During this time Mr. Feather worked for the Bradford museum services and took charge of a project to create a museum of Industrial Heritage for the area. This mammoth task required his full attention and commitment to the industrial archaeology and as a consequence left less time for his rock art interests, although occasional reports still appeared in a number of journals. 

In recent years I contacted Mr. Feather on several occasions regarding the rock art on the North York Moors, and received his encouragement to follow up his earlier work with more detailed recording. This work is still ongoing and it is a shame he did not live to see the full results.
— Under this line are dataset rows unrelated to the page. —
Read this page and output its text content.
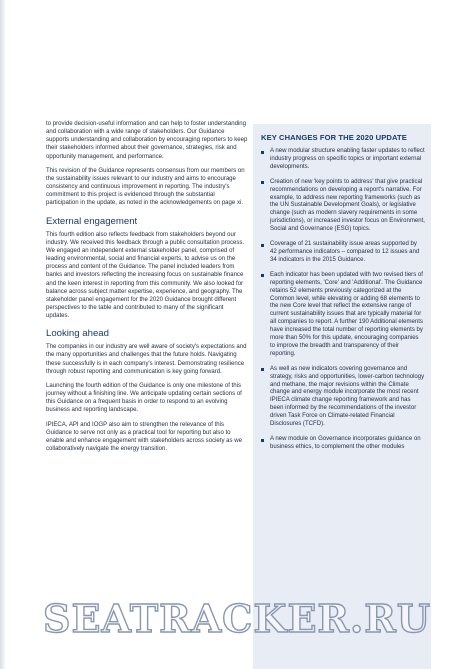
to provide decision-useful information and can help to foster understanding and collaboration with a wide range of stakeholders. Our Guidance supports understanding and collaboration by encouraging reporters to keep their stakeholders informed about their governance, strategies, risk and opportunity management, and performance.

This revision of the Guidance represents consensus from our members on the sustainability issues relevant to our industry and aims to encourage consistency and continuous improvement in reporting. The industry's commitment to this project is evidenced through the substantial participation in the update, as noted in the acknowledgements on page xi.

External engagement

This fourth edition also reflects feedback from stakeholders beyond our industry. We received this feedback through a public consultation process. We engaged an independent external stakeholder panel, comprised of leading environmental, social and financial experts, to advise us on the process and content of the Guidance. The panel included leaders from banks and investors reflecting the increasing focus on sustainable finance and the keen interest in reporting from this community. We also looked for balance across subject matter expertise, experience, and geography. The stakeholder panel engagement for the 2020 Guidance brought different perspectives to the table and contributed to many of the significant updates.

Looking ahead

The companies in our industry are well aware of society's expectations and the many opportunities and challenges that the future holds. Navigating these successfully is in each company's interest. Demonstrating resilience through robust reporting and communication is key going forward.

Launching the fourth edition of the Guidance is only one milestone of this journey without a finishing line. We anticipate updating certain sections of this Guidance on a frequent basis in order to respond to an evolving business and reporting landscape.

IPIECA, API and IOGP also aim to strengthen the relevance of this Guidance to serve not only as a practical tool for reporting but also to enable and enhance engagement with stakeholders across society as we collaboratively navigate the energy transition.

KEY CHANGES FOR THE 2020 UPDATE
A new modular structure enabling faster updates to reflect industry progress on specific topics or important external developments.
Creation of new 'key points to address' that give practical recommendations on developing a report's narrative. For example, to address new reporting frameworks (such as the UN Sustainable Development Goals), or legislative change (such as modern slavery requirements in some jurisdictions), or increased investor focus on Environment, Social and Governance (ESG) topics.
Coverage of 21 sustainability issue areas supported by 42 performance indicators – compared to 12 issues and 34 indicators in the 2015 Guidance.
Each indicator has been updated with two revised tiers of reporting elements, 'Core' and 'Additional'. The Guidance retains 52 elements previously categorized at the Common level, while elevating or adding 68 elements to the new Core level that reflect the extensive range of current sustainability issues that are typically material for all companies to report. A further 190 Additional elements have increased the total number of reporting elements by more than 50% for this update, encouraging companies to improve the breadth and transparency of their reporting.
As well as new indicators covering governance and strategy, risks and opportunities, lower-carbon technology and methane, the major revisions within the Climate change and energy module incorporate the most recent IPIECA climate change reporting framework and has been informed by the recommendations of the investor driven Task Force on Climate-related Financial Disclosures (TCFD).
A new module on Governance incorporates guidance on business ethics, to complement the other modules
SEATRACKER.RU
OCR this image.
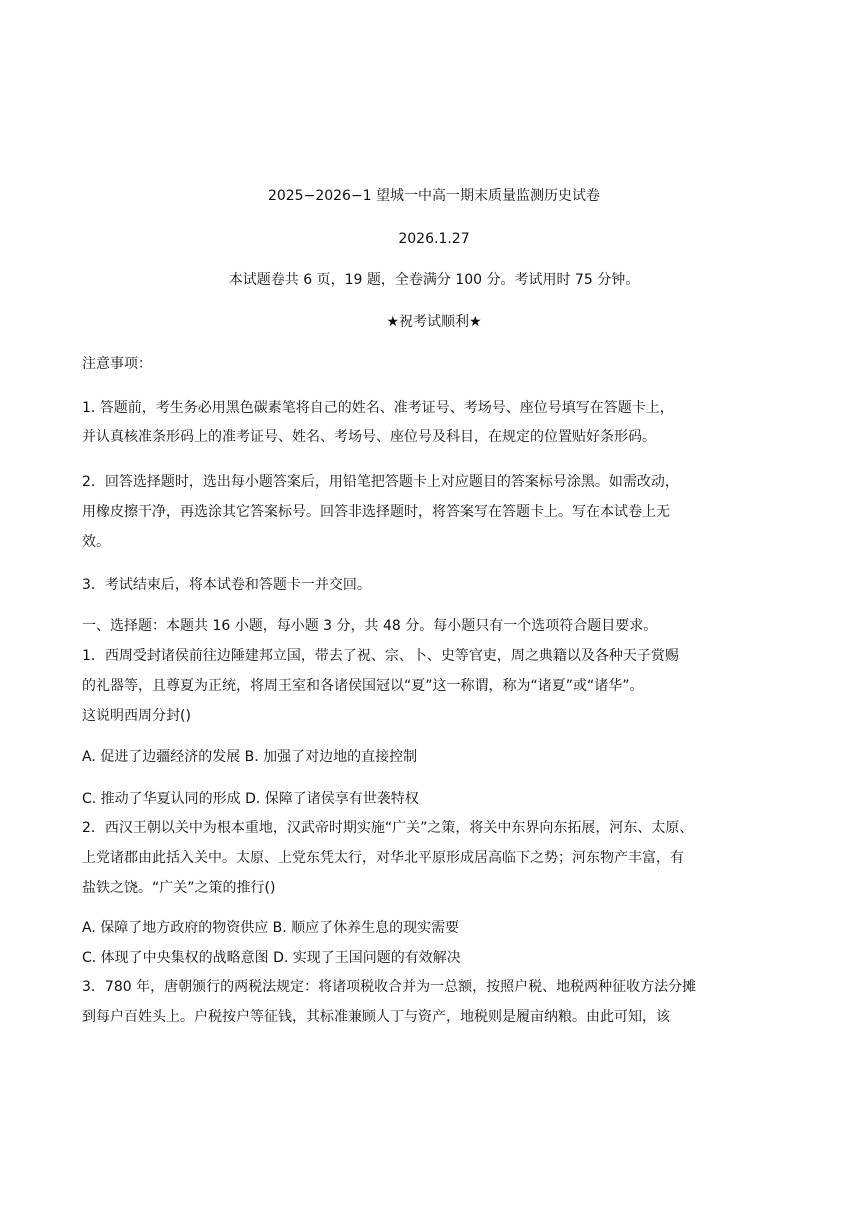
2025−2026−1 望城一中高一期末质量监测历史试卷
2026.1.27
本试题卷共 6 页，19 题，全卷满分 100 分。考试用时 75 分钟。
★祝考试顺利★
注意事项：
1. 答题前，考生务必用黑色碳素笔将自己的姓名、准考证号、考场号、座位号填写在答题卡上，
并认真核准条形码上的准考证号、姓名、考场号、座位号及科目，在规定的位置贴好条形码。
2．回答选择题时，选出每小题答案后，用铅笔把答题卡上对应题目的答案标号涂黑。如需改动，
用橡皮擦干净，再选涂其它答案标号。回答非选择题时，将答案写在答题卡上。写在本试卷上无
效。
3．考试结束后，将本试卷和答题卡一并交回。
一、选择题：本题共 16 小题，每小题 3 分，共 48 分。每小题只有一个选项符合题目要求。
1．西周受封诸侯前往边陲建邦立国，带去了祝、宗、卜、史等官吏，周之典籍以及各种天子赏赐
的礼器等，且尊夏为正统，将周王室和各诸侯国冠以“夏”这一称谓，称为“诸夏”或“诸华”。
这说明西周分封()
A. 促进了边疆经济的发展 B. 加强了对边地的直接控制
C. 推动了华夏认同的形成 D. 保障了诸侯享有世袭特权
2．西汉王朝以关中为根本重地，汉武帝时期实施“广关”之策，将关中东界向东拓展，河东、太原、
上党诸郡由此括入关中。太原、上党东凭太行，对华北平原形成居高临下之势；河东物产丰富，有
盐铁之饶。“广关”之策的推行()
A. 保障了地方政府的物资供应 B. 顺应了休养生息的现实需要
C. 体现了中央集权的战略意图 D. 实现了王国问题的有效解决
3．780 年，唐朝颁行的两税法规定：将诸项税收合并为一总额，按照户税、地税两种征收方法分摊
到每户百姓头上。户税按户等征钱，其标准兼顾人丁与资产，地税则是履亩纳粮。由此可知，该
In 2002 the Ilkley Archaeological Group were in the final stages of preparing a publication "The Cup and Ring Marked rocks of the Valleys Aire, Wharfe, Wasburn and Nidd" and proposed to dedicate this book to earlier researchers in the field, including Mr. Feather. When later that year Mr. Feather was taken ill, he was able to see the proofs from sections of the publication relating to his work and was apparently pleased by the results. This book dedication is in some measure an acknowledgement of his contribution to rock art research in Britain.